As one can expect, the reaction to the Mehlman story reveals much about the contemporary American Left and Right. (It also marks another instance in which liberals have proven far more honest and perceptive than their conservative-movement opponents.)
Over at National Review’s “Corner,” Editor Rich Lowry writes of Mehlman’s “impeccable … conservative credentials” and expects him to be a polite sparring partner in the endless back-and-forths on “gay marriage” they’ll be treating us to in the coming years. Kathryn Jean Lopez, too, hopes that Mehlman will be a gay advocate who accepts conservatives and doesn’t call them homophobes or question their dedication to civil rights.
Liberals have been far more willing to confront what is truly at issue with this story: the irony -- or abject hypocrisy, depending on your perspective -- of Mehlman’s political career.
As Richard Adams of the Guardianwrites,
Mehlman was George Bush's campaign manager for the nail-biting 2004 presidential election, and served as chairman of the national Republican party from 2005 to 2006. During that period Republican strategists resorted to devices such as state referendums banning gay marriage as wedge issues designed to motivate Republican voters.
According to Marc Ambinder, “Mehlman acknowledges that if he had publicly declared his sexuality sooner, he might have played a role in keeping the party from pushing an anti-gay agenda.” In Mehlman’s own words,
I can't change the fact that I wasn't in this place personally when I was in politics, and I genuinely regret that. It was very hard, personally.
Liberals have mostly treated Melhman’s outing as a “historic” moment for the acceptance of gays in the American mainstream, as well as a personal, confessional one for a man who has finally come to terms with his “identity.”
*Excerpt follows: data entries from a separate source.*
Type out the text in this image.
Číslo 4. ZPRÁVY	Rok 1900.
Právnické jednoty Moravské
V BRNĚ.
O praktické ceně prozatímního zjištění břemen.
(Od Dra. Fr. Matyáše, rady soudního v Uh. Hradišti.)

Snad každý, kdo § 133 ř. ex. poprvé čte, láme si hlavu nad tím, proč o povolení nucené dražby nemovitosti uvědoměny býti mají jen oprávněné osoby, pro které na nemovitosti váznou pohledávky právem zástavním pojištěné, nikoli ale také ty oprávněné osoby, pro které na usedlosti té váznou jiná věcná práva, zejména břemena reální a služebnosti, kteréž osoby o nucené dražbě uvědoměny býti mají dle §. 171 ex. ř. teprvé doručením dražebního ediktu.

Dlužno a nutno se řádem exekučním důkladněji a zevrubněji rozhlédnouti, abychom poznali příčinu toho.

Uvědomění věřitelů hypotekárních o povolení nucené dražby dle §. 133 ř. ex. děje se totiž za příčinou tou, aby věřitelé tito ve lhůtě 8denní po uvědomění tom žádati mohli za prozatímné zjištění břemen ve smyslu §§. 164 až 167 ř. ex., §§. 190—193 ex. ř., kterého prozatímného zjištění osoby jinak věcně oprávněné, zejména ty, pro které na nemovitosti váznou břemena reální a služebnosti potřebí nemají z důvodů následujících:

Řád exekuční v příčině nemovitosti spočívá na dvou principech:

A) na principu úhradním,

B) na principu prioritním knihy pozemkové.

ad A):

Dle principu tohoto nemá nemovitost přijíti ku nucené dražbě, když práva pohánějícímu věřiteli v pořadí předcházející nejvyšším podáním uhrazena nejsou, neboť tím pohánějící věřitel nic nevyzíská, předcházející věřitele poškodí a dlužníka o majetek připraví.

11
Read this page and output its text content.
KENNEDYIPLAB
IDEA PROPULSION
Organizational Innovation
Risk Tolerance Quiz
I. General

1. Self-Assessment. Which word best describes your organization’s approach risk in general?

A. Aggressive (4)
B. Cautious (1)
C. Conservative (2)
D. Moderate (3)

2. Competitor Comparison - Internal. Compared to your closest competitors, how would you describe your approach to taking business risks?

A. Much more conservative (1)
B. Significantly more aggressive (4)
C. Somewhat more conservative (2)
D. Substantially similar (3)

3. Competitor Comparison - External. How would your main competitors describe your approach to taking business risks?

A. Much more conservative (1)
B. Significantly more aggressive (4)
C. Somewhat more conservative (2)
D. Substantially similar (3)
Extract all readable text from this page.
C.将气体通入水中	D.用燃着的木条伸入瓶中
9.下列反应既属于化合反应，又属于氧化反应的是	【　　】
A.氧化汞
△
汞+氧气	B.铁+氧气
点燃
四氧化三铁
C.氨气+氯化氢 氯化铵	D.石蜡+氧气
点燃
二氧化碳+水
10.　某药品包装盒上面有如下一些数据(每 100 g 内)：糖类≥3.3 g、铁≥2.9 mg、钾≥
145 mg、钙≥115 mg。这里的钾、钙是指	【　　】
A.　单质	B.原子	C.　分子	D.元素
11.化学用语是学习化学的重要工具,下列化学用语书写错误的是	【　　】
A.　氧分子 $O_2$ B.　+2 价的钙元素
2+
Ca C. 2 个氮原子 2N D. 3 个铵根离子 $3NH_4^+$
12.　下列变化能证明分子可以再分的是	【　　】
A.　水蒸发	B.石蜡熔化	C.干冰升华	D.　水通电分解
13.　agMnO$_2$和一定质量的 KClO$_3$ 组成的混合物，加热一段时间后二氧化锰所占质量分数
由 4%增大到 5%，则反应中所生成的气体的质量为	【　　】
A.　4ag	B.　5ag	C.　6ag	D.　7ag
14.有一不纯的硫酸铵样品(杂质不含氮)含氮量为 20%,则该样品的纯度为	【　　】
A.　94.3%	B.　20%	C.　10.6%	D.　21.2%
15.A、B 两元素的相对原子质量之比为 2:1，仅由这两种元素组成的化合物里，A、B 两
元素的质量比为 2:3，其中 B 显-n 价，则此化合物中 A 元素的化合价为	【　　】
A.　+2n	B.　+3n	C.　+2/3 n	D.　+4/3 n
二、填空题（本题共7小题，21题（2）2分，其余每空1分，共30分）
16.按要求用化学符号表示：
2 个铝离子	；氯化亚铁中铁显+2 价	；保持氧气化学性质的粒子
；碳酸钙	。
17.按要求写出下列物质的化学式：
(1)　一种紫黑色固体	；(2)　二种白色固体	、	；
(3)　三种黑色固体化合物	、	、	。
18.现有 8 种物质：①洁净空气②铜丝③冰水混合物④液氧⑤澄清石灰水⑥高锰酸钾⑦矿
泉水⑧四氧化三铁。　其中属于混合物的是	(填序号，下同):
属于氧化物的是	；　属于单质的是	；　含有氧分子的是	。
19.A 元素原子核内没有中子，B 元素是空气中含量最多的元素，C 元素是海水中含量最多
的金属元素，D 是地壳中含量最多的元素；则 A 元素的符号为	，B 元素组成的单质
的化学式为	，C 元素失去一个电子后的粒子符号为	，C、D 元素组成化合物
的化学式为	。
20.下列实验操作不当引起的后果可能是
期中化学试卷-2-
I was more struck by the fact that, for years, the Republican Party was run by a lying sociopath -- one of the many lying sociopaths ensconced at the top levels of the American democratic political system.
Let’s, indeed, count the flaming lies Mehlman has told to himself and others over the past decade
- I’m not gay. Mehlman denied that he was gay to his gullible Republican supporters (to the amazement of everyone in Washington.)
- The GOP will protect the family from gay marriage. This one should probably count as two lies: a) Mehlman was willing to make a policy he himself adamantly opposed a centerpiece of George W. Bush’s campaign. b) Mehlman likely recognized that the courts would ultimately have the final say on “gay marriage,” and thus concluded it would be safe to use the issue as a way of increasing turnout among the GOP’s Christian base.
- I just discovered that I’m gay. Again, this claim is too ridiculous to be taken seriously.
Though movement conservatives like to wax on about their so-called “revolutions” in 1980 and 1994, any objective observer can only conclude that they have been losing, and losing badly, for at least the past 75 years. Far from “limiting government,” the federal Leviathan has never ceased growing, even -- or rather especially -- when Republicans control Congress and the presidency. The fact that “gay marriage” is even being debated is proof enough that conservatives has been thoroughly routed in the Culture War, and in a manner more profound than they can imagine.
But conservatives haven’t helped themselves much by lining up behind a series lying sociopaths, of which Ken Mehlman is but a minor figure.